Development and interpretation of machine learning-based prognostic models for predicting high-risk prognostic pathological components in pulmonary nodules: integrating clinical features, serum tumor marker and imaging features.
Authors
Affiliations (4)
Affiliations (4)
- Department of Thoracic Surgery, Qilu Hospital of Shandong University, Jinan, Shandong, 250012, China.
- Department of Thoracic Surgery, The First Affiliated Hospital of Shandong First Medical University & Shandong Provincial Qianfoshan Hospital, Jinan, Shandong, China.
- Department of Thoracic Surgery, Qilu Hospital of Shandong University, Jinan, Shandong, 250012, China. [email protected].

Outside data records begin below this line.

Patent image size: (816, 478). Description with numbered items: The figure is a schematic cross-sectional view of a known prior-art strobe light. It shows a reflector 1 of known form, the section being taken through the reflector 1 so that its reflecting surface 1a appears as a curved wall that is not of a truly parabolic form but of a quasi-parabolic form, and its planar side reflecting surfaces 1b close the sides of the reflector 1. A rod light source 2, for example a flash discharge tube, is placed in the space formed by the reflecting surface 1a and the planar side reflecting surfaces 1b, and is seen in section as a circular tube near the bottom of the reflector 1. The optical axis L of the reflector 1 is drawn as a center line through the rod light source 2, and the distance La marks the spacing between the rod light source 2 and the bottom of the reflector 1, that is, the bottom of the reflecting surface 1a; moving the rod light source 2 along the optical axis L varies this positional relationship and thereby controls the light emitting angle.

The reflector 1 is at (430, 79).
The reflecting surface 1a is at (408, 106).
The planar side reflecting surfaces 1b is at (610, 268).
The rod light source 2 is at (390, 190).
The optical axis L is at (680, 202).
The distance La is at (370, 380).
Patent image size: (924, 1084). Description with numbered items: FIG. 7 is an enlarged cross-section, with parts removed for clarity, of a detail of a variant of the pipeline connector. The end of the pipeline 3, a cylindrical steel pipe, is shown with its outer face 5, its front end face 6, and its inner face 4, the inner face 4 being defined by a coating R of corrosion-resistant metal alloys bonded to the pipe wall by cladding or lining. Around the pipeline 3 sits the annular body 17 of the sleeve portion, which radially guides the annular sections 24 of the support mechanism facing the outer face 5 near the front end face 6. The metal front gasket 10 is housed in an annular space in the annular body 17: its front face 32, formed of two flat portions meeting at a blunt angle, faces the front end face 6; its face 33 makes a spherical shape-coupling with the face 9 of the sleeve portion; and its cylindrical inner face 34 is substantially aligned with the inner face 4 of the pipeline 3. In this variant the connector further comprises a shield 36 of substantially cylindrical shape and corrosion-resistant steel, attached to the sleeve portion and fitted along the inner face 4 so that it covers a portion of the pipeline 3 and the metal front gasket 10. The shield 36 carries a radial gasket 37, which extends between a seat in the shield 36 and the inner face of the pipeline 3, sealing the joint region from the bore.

- Department of Thoracic Surgery, The First Affiliated Hospital of Shandong First Medical University & Shandong Provincial Qianfoshan Hospital, Jinan, Shandong, China. [email protected].
Abstract
With the improvement of imaging, the screening rate of Pulmonary nodules (PNs) has further increased, but their identification of High-Risk Prognostic Pathological Components (HRPPC) is still a major challenge. In this study, we aimed to build a multi-parameter machine learning predictive model to improve the discrimination accuracy of HRPPC. This study included 816 patients with ≤ 3 cm pulmonary nodules with clear pathology and underwent pulmonary resection. High-resolution chest CT images, clinicopathological characteristics were collected from patients. Lasso regression was utilized in order to identify key features, and a machine learning prediction model was constructed based on the screened key features. The recognition ability of the prediction model was evaluated using (ROC) curves and confusion matrices. Model calibration ability was evaluated using calibration curves. Decision curve analysis (DCA) was used to evaluate the value of the model for clinical applications. Use SHAP values for interpreting predictive models. A total of 816 patients were included in this study, of which 112 (13.79%) had HRPPC of pulmonary nodules. By selecting key variables through Lasso recursive feature elimination, we finally identified 13 key relevant features. The XGB model performed the best, with an area under the ROC curve (AUC) of 0.930 (95% CI: 0.906-0.954) in the training cohort and 0.835 (95% CI: 0.774-0.895) in the validation cohort, indicating that the XGB model had excellent predictive performance. In addition, the calibration curves of the XGB model showed good calibration in both cohorts. DCA demonstrated that the predictive model had a positive benefit in general clinical decision-making. The SHAP values identified the top 3 predictors affecting the HRPPC of PNs as CT Value, Nodule Long Diameter, and PRO-GRP. Our prediction model for identifying HRPPC in PNs has excellent discrimination, calibration and clinical utility. Thoracic surgeons could make relatively reliable predictions of HRPPC in PNs without the possibility of invasive testing.